The future energy system will look less like a centrally planned machine and more like a network that coordinates itself. In practice, this shows up as microgrids, flexible loads, local storage, real-time pricing, and aggregation layers such as virtual power plants, which scale better and can respond in minutes rather than years.
Decentralization also has a financial dimension. Distributed energy is modular and scalable, but capital formation and deal plumbing are not. When energy assets and their cash flows become legible and programmable (for example, power subscriptions, virtual power plant revenues, or long-term offtake contracts), more granular financing becomes possible: micro-payments, collateralized credit, and portfolio-level securitization, and eventually programmable capital markets that can fund and coordinate deployment globally. Daylight’s DayFi is an early example, using onchain vaults and stablecoin liquidity to finance distributed solar and storage and distribute yield from their cash flows.

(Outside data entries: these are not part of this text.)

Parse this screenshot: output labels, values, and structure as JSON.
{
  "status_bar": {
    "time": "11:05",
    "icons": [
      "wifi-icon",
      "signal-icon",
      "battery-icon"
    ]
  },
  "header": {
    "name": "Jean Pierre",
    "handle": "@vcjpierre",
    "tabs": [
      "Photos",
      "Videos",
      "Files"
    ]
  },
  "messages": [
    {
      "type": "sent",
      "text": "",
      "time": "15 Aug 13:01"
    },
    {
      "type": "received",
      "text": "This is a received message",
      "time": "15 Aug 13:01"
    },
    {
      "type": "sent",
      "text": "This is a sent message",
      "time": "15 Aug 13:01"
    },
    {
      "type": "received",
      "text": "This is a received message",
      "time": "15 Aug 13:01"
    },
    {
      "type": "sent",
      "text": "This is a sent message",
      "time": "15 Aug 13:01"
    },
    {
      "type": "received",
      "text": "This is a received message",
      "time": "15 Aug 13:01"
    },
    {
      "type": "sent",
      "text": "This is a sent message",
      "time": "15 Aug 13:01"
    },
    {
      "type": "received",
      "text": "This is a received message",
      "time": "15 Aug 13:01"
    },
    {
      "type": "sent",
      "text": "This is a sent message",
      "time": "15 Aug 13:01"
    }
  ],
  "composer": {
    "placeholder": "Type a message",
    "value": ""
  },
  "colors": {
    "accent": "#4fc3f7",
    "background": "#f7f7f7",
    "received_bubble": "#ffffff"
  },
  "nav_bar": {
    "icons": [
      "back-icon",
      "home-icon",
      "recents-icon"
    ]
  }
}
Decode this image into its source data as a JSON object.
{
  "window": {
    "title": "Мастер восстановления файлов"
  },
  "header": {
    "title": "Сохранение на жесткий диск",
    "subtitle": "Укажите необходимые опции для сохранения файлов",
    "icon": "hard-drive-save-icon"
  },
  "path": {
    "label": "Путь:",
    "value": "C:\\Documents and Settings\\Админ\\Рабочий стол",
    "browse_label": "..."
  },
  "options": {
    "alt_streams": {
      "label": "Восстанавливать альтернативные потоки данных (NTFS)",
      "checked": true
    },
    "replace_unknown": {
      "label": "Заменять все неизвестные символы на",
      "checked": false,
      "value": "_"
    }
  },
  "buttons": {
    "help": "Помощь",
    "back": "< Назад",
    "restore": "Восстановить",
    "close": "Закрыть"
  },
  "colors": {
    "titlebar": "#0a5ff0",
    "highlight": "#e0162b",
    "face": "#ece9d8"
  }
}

Decentralization is not about eliminating grids. It is about decomposing coordination and capital allocation into units that are small, fast, and adaptable enough to scale, so energy abundance can actually clear.
Open questions
There are meaningful uncertainties.
What if the AI scaling paradigm fails to hold true?
What if we enable flexible power usage in AI data centers?
What if nuclear breaks through on cost, speed, or permitting?
What if solar or storage costs rise due to supply chains, geopolitics, or regulation?
What if grid planning and regulation modernize faster than expected?
These scenarios matter, but they do not negate the thesis. They change the inputs, not the constraint. Even in a world with slower AI growth, abundant nuclear power, or higher solar costs, the problem of synchronizing energy across time, space, and actors remains. Coordination does not stop being hard when generation changes. In many cases, it becomes harder.
The takeaway
The future of energy will not be decided by how much power we can generate, but by how well we can coordinate it. Absent better coordination, we should expect recurring bottlenecks and gluts, where energy exists but cannot be used and compute sits idle.
In a post-AGI world, energy scarcity is increasingly a coordination problem. Decentralization is not a political choice. It is the engineering response to complexity.
Special thanks to Anand Iyer and Eiman Soliman for helping me with this post.